Coldiretti, danni da grandine in campi e frutteti

Coldiretti, tramite il suo monitoraggio, fa emergere i numerosi danni nelle campagne, causati da grandinate e vento forte. «Una situazione di pericolo - secondo la Coldiretti - anche perché espone al freddo le piante che si sono risvegliate precocemente per il caldo anomalo di questi mesi».

Emerge dal monitoraggio della Coldiretti, l’improvvisa ondata di maltempo che ha interessato la Penisola con il ritorno delle neve in appennino e sulle Alpi. Grandinate e vento forte hanno provocato danni a macchia di leopardo nelle campagne su colture orticole precoci, come lattughe, cavoli, bietole da seme, ma anche alberi da frutto come peschi, albicocchi e susini, in fase di inizio fioritura in questo “inverno bollente”.

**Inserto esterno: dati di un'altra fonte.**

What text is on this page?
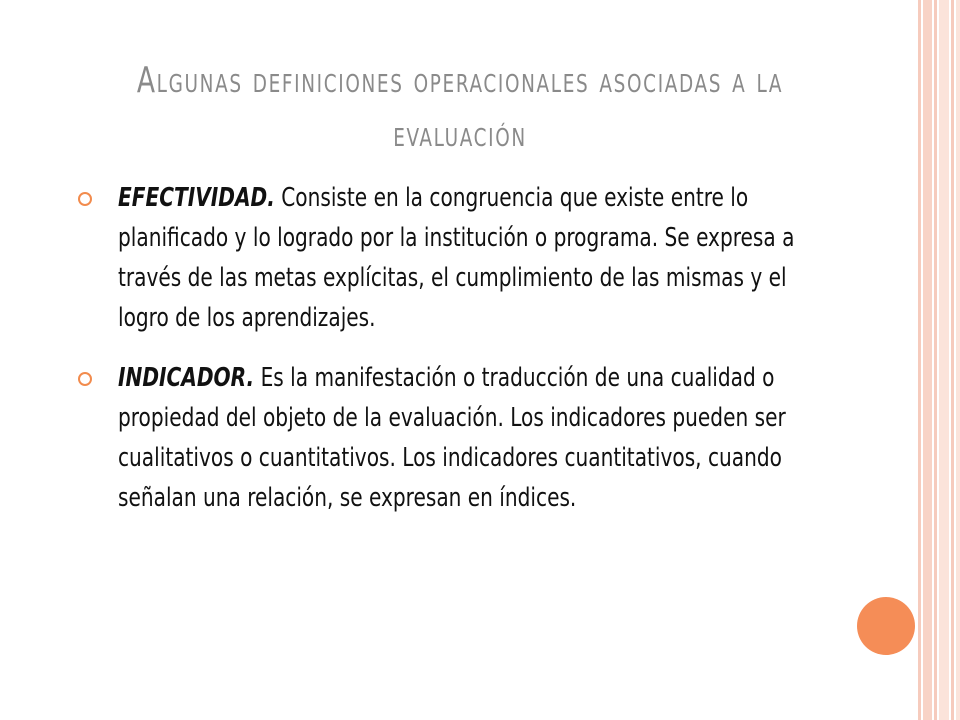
Algunas definiciones operacionales asociadas a la evaluación
EFECTIVIDAD. Consiste en la congruencia que existe entre lo planificado y lo logrado por la institución o programa. Se expresa a través de las metas explícitas, el cumplimiento de las mismas y el logro de los aprendizajes.
INDICADOR. Es la manifestación o traducción de una cualidad o propiedad del objeto de la evaluación. Los indicadores pueden ser cualitativos o cuantitativos. Los indicadores cuantitativos, cuando señalan una relación, se expresan en índices.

Una temperatura che fino ad ora è stata, in Italia, superiore di 1,65 gradi alla media storica, secondo le elaborazioni su dati Isac Cnr relativi al mesi di dicembre e gennaio. «Una situazione di pericolo – secondo la Coldiretti – anche perché espone al freddo le piante che si sono risvegliate e sono quindi più vulnerabili con la conseguente perdita delle produzioni e del lavoro di un intero anno».

«L’andamento anomalo di questo inverno conferma dunque – continua la Coldiretti – i cambiamenti climatici in atto che si manifestano con la più elevata frequenza di eventi estremi e sfasamenti stagionali che sconvolgono i normali cicli colturali ed impattano sul calendario di raccolta e sulle disponibilità dei prodotti che i consumatori mettono nel carrello della spesa».

«L’agricoltura – conclude la Coldiretti – è l’attività economica che più di tutte le altre vive quotidianamente le conseguenze dei cambiamenti climatici che si manifestano con una più elevata frequenza di eventi estremi con sfasamenti stagionali e territoriali, precipitazioni brevi ed intense ed il rapido passaggio dal sole al maltempo che hanno causato una perdita in Italia di oltre 14 miliardi di euro nel corso del decennio tra produzione agricola nazionale, strutture e infrastrutture rurali.